オスカルとアンドレが結ばれる? 想像もせず

―――物語が進むにつれ、キャラクターの顔立ち、特にアンドレ変わっているように見受けられますが

ああ、それは、連載を始める時にオスカルが誰と結ばれるかは考えていなかったんです。「アンドレは・・・・・まぁないかな・・・」と(笑)

最初はお友達として登場したけれど、段々書いてるうちに、やっぱり側にいる人が一番重要なんじゃないかなと思い始めました。当時思ったのは地位とかお金じゃなくて、本当に心優しく自分を支えてくれる男性が、女性にとって一番大事な存在なのかなと・・・。あの頃の私が思ったのだから、今の働く女性は特に思うのではないでしょうか。

「アンドレだったら家事育児やってくれそう」と笑顔で語る姿は、自分の生み出したキャラクターを心から愛しているのだと感じます。
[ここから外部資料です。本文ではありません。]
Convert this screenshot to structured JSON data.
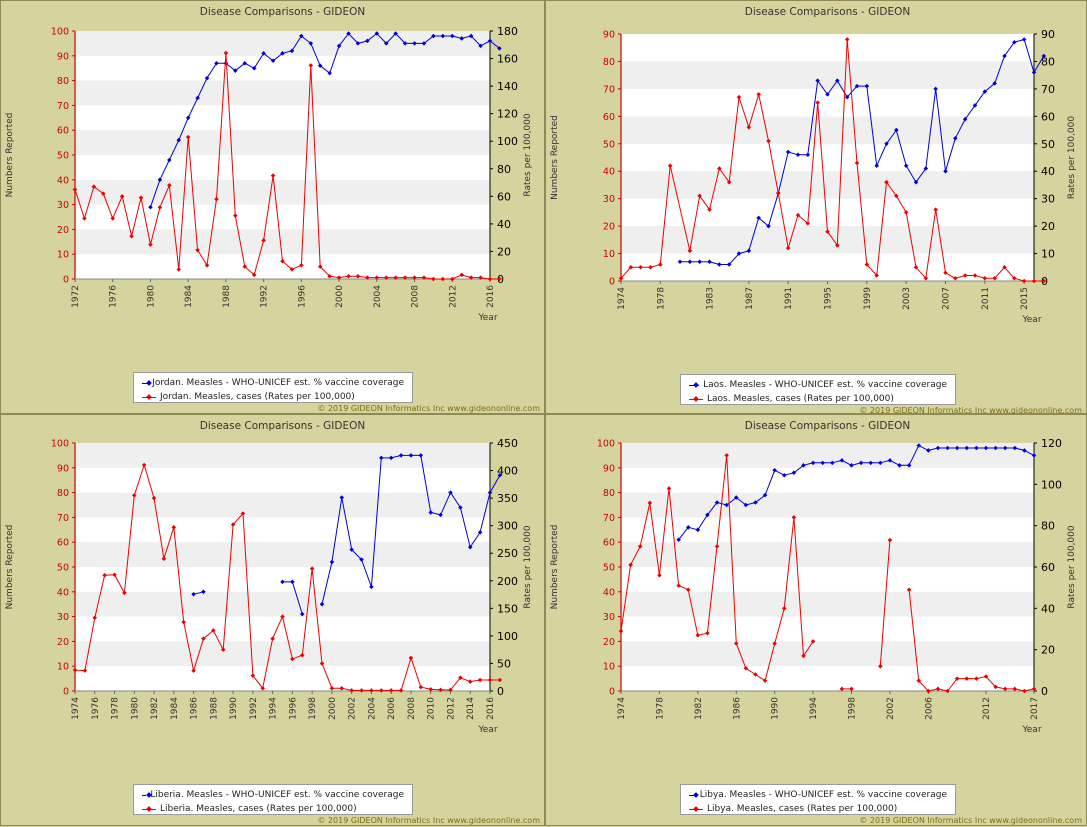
{
  "app": {
    "copyright": "© 2019 GIDEON Informatics Inc www.gideononline.com"
  },
  "colors": {
    "coverage": "#0000dd",
    "cases": "#ee0000",
    "grid_band": "#efefef",
    "background": "#d6d49e"
  },
  "chart_data": [
    {
      "type": "line",
      "title": "Disease Comparisons - GIDEON",
      "xlabel": "Year",
      "ylabel": "Numbers Reported",
      "y2label": "Rates per 100,000",
      "xlim": [
        1972,
        2016
      ],
      "xticks": [
        "1972",
        "1976",
        "1980",
        "1984",
        "1988",
        "1992",
        "1996",
        "2000",
        "2004",
        "2008",
        "2012",
        "2016"
      ],
      "ylim": [
        0,
        100
      ],
      "yticks": [
        "0",
        "10",
        "20",
        "30",
        "40",
        "50",
        "60",
        "70",
        "80",
        "90",
        "100"
      ],
      "y2lim": [
        0,
        180
      ],
      "y2ticks": [
        "0",
        "20",
        "40",
        "60",
        "80",
        "100",
        "120",
        "140",
        "160",
        "180"
      ],
      "series": [
        {
          "name": "Jordan. Measles - WHO-UNICEF est. % vaccine coverage",
          "color": "#0000dd",
          "axis": "left",
          "x": [
            1980,
            1981,
            1982,
            1983,
            1984,
            1985,
            1986,
            1987,
            1988,
            1989,
            1990,
            1991,
            1992,
            1993,
            1994,
            1995,
            1996,
            1997,
            1998,
            1999,
            2000,
            2001,
            2002,
            2003,
            2004,
            2005,
            2006,
            2007,
            2008,
            2009,
            2010,
            2011,
            2012,
            2013,
            2014,
            2015,
            2016,
            2017
          ],
          "values": [
            29,
            40,
            48,
            56,
            65,
            73,
            81,
            87,
            87,
            84,
            87,
            85,
            91,
            88,
            91,
            92,
            98,
            95,
            86,
            83,
            94,
            99,
            95,
            96,
            99,
            95,
            99,
            95,
            95,
            95,
            98,
            98,
            98,
            97,
            98,
            94,
            96,
            93
          ]
        },
        {
          "name": "Jordan. Measles, cases (Rates per 100,000)",
          "color": "#ee0000",
          "axis": "right",
          "x": [
            1972,
            1973,
            1974,
            1975,
            1976,
            1977,
            1978,
            1979,
            1980,
            1981,
            1982,
            1983,
            1984,
            1985,
            1986,
            1987,
            1988,
            1989,
            1990,
            1991,
            1992,
            1993,
            1994,
            1995,
            1996,
            1997,
            1998,
            1999,
            2000,
            2001,
            2002,
            2003,
            2004,
            2005,
            2006,
            2007,
            2008,
            2009,
            2010,
            2011,
            2012,
            2013,
            2014,
            2015,
            2016,
            2017
          ],
          "values": [
            65,
            44,
            67,
            62,
            44,
            60,
            31,
            59,
            25,
            52,
            68,
            7,
            103,
            21,
            10,
            58,
            164,
            46,
            9,
            3,
            28,
            75,
            13,
            7,
            10,
            155,
            9,
            2,
            1,
            2,
            2,
            1,
            1,
            1,
            1,
            1,
            1,
            1,
            0,
            0,
            0,
            3,
            1,
            1,
            0,
            0
          ]
        }
      ]
    },
    {
      "type": "line",
      "title": "Disease Comparisons - GIDEON",
      "xlabel": "Year",
      "ylabel": "Numbers Reported",
      "y2label": "Rates per 100,000",
      "xlim": [
        1974,
        2016
      ],
      "xticks": [
        "1974",
        "1978",
        "1983",
        "1987",
        "1991",
        "1995",
        "1999",
        "2003",
        "2007",
        "2011",
        "2015"
      ],
      "ylim": [
        0,
        90
      ],
      "yticks": [
        "0",
        "10",
        "20",
        "30",
        "40",
        "50",
        "60",
        "70",
        "80",
        "90"
      ],
      "y2lim": [
        0,
        90
      ],
      "y2ticks": [
        "0",
        "10",
        "20",
        "30",
        "40",
        "50",
        "60",
        "70",
        "80",
        "90"
      ],
      "series": [
        {
          "name": "Laos. Measles - WHO-UNICEF est. % vaccine coverage",
          "color": "#0000dd",
          "axis": "left",
          "x": [
            1980,
            1981,
            1982,
            1983,
            1984,
            1985,
            1986,
            1987,
            1988,
            1989,
            1990,
            1991,
            1992,
            1993,
            1994,
            1995,
            1996,
            1997,
            1998,
            1999,
            2000,
            2001,
            2002,
            2003,
            2004,
            2005,
            2006,
            2007,
            2008,
            2009,
            2010,
            2011,
            2012,
            2013,
            2014,
            2015,
            2016,
            2017
          ],
          "values": [
            7,
            7,
            7,
            7,
            6,
            6,
            10,
            11,
            23,
            20,
            32,
            47,
            46,
            46,
            73,
            68,
            73,
            67,
            71,
            71,
            42,
            50,
            55,
            42,
            36,
            41,
            70,
            40,
            52,
            59,
            64,
            69,
            72,
            82,
            87,
            88,
            76,
            82
          ]
        },
        {
          "name": "Laos. Measles, cases (Rates per 100,000)",
          "color": "#ee0000",
          "axis": "right",
          "x": [
            1974,
            1975,
            1976,
            1977,
            1978,
            1979,
            1981,
            1982,
            1983,
            1984,
            1985,
            1986,
            1987,
            1988,
            1989,
            1990,
            1991,
            1992,
            1993,
            1994,
            1995,
            1996,
            1997,
            1998,
            1999,
            2000,
            2001,
            2002,
            2003,
            2004,
            2005,
            2006,
            2007,
            2008,
            2009,
            2010,
            2011,
            2012,
            2013,
            2014,
            2015,
            2016,
            2017
          ],
          "values": [
            1,
            5,
            5,
            5,
            6,
            42,
            11,
            31,
            26,
            41,
            36,
            67,
            56,
            68,
            51,
            32,
            12,
            24,
            21,
            65,
            18,
            13,
            88,
            43,
            6,
            2,
            36,
            31,
            25,
            5,
            1,
            26,
            3,
            1,
            2,
            2,
            1,
            1,
            5,
            1,
            0,
            0,
            0
          ]
        }
      ]
    },
    {
      "type": "line",
      "title": "Disease Comparisons - GIDEON",
      "xlabel": "Year",
      "ylabel": "Numbers Reported",
      "y2label": "Rates per 100,000",
      "xlim": [
        1974,
        2016
      ],
      "xticks": [
        "1974",
        "1978",
        "1982",
        "1986",
        "1990",
        "1994",
        "1998",
        "2002",
        "2006",
        "2010",
        "2014"
      ],
      "xticks_extra": [
        "1976",
        "1980",
        "1984",
        "1988",
        "1992",
        "1996",
        "2000",
        "2004",
        "2008",
        "2012",
        "2016"
      ],
      "ylim": [
        0,
        100
      ],
      "yticks": [
        "0",
        "10",
        "20",
        "30",
        "40",
        "50",
        "60",
        "70",
        "80",
        "90",
        "100"
      ],
      "y2lim": [
        0,
        450
      ],
      "y2ticks": [
        "0",
        "50",
        "100",
        "150",
        "200",
        "250",
        "300",
        "350",
        "400",
        "450"
      ],
      "series": [
        {
          "name": "Liberia. Measles - WHO-UNICEF est. % vaccine coverage",
          "color": "#0000dd",
          "axis": "left",
          "x": [
            1986,
            1987,
            1995,
            1996,
            1997,
            1999,
            2000,
            2001,
            2002,
            2003,
            2004,
            2005,
            2006,
            2007,
            2008,
            2009,
            2010,
            2011,
            2012,
            2013,
            2014,
            2015,
            2016,
            2017
          ],
          "segments": [
            [
              1986,
              1987
            ],
            [
              1995,
              1996,
              1997
            ],
            [
              1999,
              2000,
              2001,
              2002,
              2003,
              2004,
              2005,
              2006,
              2007,
              2008,
              2009,
              2010,
              2011,
              2012,
              2013,
              2014,
              2015,
              2016,
              2017
            ]
          ],
          "values": [
            39,
            40,
            44,
            44,
            31,
            35,
            52,
            78,
            57,
            53,
            42,
            94,
            94,
            95,
            95,
            95,
            72,
            71,
            80,
            74,
            58,
            64,
            80,
            87
          ]
        },
        {
          "name": "Liberia. Measles, cases (Rates per 100,000)",
          "color": "#ee0000",
          "axis": "right",
          "x": [
            1974,
            1975,
            1976,
            1977,
            1978,
            1979,
            1980,
            1981,
            1982,
            1983,
            1984,
            1985,
            1986,
            1987,
            1988,
            1989,
            1990,
            1991,
            1992,
            1993,
            1994,
            1995,
            1996,
            1997,
            1998,
            1999,
            2000,
            2001,
            2002,
            2003,
            2004,
            2005,
            2006,
            2007,
            2008,
            2009,
            2010,
            2011,
            2012,
            2013,
            2014,
            2015,
            2016,
            2017
          ],
          "values": [
            38,
            37,
            133,
            210,
            211,
            178,
            355,
            410,
            350,
            240,
            297,
            125,
            37,
            95,
            110,
            75,
            302,
            322,
            28,
            5,
            95,
            135,
            58,
            65,
            222,
            50,
            5,
            5,
            1,
            1,
            1,
            1,
            1,
            1,
            60,
            7,
            3,
            2,
            2,
            24,
            17,
            20,
            20,
            20
          ]
        }
      ]
    },
    {
      "type": "line",
      "title": "Disease Comparisons - GIDEON",
      "xlabel": "Year",
      "ylabel": "Numbers Reported",
      "y2label": "Rates per 100,000",
      "xlim": [
        1974,
        2017
      ],
      "xticks": [
        "1974",
        "1978",
        "1982",
        "1986",
        "1990",
        "1994",
        "1998",
        "2002",
        "2006",
        "2012",
        "2017"
      ],
      "ylim": [
        0,
        100
      ],
      "yticks": [
        "0",
        "10",
        "20",
        "30",
        "40",
        "50",
        "60",
        "70",
        "80",
        "90",
        "100"
      ],
      "y2lim": [
        0,
        120
      ],
      "y2ticks": [
        "0",
        "20",
        "40",
        "60",
        "80",
        "100",
        "120"
      ],
      "series": [
        {
          "name": "Libya. Measles - WHO-UNICEF est. % vaccine coverage",
          "color": "#0000dd",
          "axis": "left",
          "x": [
            1980,
            1981,
            1982,
            1983,
            1984,
            1985,
            1986,
            1987,
            1988,
            1989,
            1990,
            1991,
            1992,
            1993,
            1994,
            1995,
            1996,
            1997,
            1998,
            1999,
            2000,
            2001,
            2002,
            2003,
            2004,
            2005,
            2006,
            2007,
            2008,
            2009,
            2010,
            2011,
            2012,
            2013,
            2014,
            2015,
            2016,
            2017
          ],
          "values": [
            61,
            66,
            65,
            71,
            76,
            75,
            78,
            75,
            76,
            79,
            89,
            87,
            88,
            91,
            92,
            92,
            92,
            93,
            91,
            92,
            92,
            92,
            93,
            91,
            91,
            99,
            97,
            98,
            98,
            98,
            98,
            98,
            98,
            98,
            98,
            98,
            97,
            95
          ]
        },
        {
          "name": "Libya. Measles, cases (Rates per 100,000)",
          "color": "#ee0000",
          "axis": "right",
          "x": [
            1974,
            1975,
            1976,
            1977,
            1978,
            1979,
            1980,
            1981,
            1982,
            1983,
            1984,
            1985,
            1986,
            1987,
            1988,
            1989,
            1990,
            1991,
            1992,
            1993,
            1994,
            1997,
            1998,
            2001,
            2002,
            2004,
            2005,
            2006,
            2007,
            2008,
            2009,
            2010,
            2011,
            2012,
            2013,
            2014,
            2015,
            2016,
            2017
          ],
          "segments": [
            [
              1974,
              1975,
              1976,
              1977,
              1978,
              1979,
              1980,
              1981,
              1982,
              1983,
              1984,
              1985,
              1986,
              1987,
              1988,
              1989,
              1990,
              1991,
              1992,
              1993,
              1994
            ],
            [
              1997,
              1998
            ],
            [
              2001,
              2002
            ],
            [
              2004,
              2005,
              2006,
              2007,
              2008,
              2009,
              2010,
              2011,
              2012,
              2013,
              2014,
              2015,
              2016,
              2017
            ]
          ],
          "values": [
            29,
            61,
            70,
            91,
            56,
            98,
            51,
            49,
            27,
            28,
            70,
            114,
            23,
            11,
            8,
            5,
            23,
            40,
            84,
            17,
            24,
            1,
            1,
            12,
            73,
            49,
            5,
            0,
            1,
            0,
            6,
            6,
            6,
            7,
            2,
            1,
            1,
            0,
            1
          ]
        }
      ]
    }
  ]
}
―――宝塚歌劇で舞台化された「ベルサイユのばら」を初めて見た時の印象は

榛名由梨さんの美しさに茫然としました。ただ、あの頃、宝塚でさえも「漫画なんかを伝統ある宝塚に」という声が宝塚内部でもありました。それくらい漫画の地位は低かったのです。

ただ、漫画のファンにしてみれば、「あのオスカル様を生の人間がやるなんて!」と、榛名さんも脅しの手紙が来たりしてね、最初のベルばらの出演者とは、今でも交友がありますけど、戦友のような感じですね。

―――今後の展望について

うふふふ、私は今年後期高齢者になるので、どうやって自分の人生を終うかを考えています。
ずっと東京に住んでいたけど、5年くらい前に熱海に越してきました。
東京では感じることのできない日々の自然の移り変わりすごくときめいています。本来人間は、朝窓を開けたら、鳥の声が飛び込んでくる…林、森、山が日ごとに色を変えていく…そういったことに感動を覚えるのが普通だったのではないでしょうか。

池田理代子(いけだ・りよこ):1947年、大阪府生まれ。劇画家、声楽家。東京教育大学(現・筑波大学)在学中に劇画を描きはじめ、1967年、「バラ屋敷の少女」でデビュー。1972年、「週刊マーガレット」で「ベルサイユのばら」連載を開始。1980年、「オルフェウスの窓」で日本漫画家協会優秀賞を受賞。1995年、47歳で東京音楽大学声楽科に入学。卒業後はソプラノ歌手として舞台に立ち、オペラの演出や台本も手掛けている。2009年、日本においてフランスの歴史や文化をひろめた功績に対し、フランス政府より「レジオン・ドヌール勲章」を贈られた。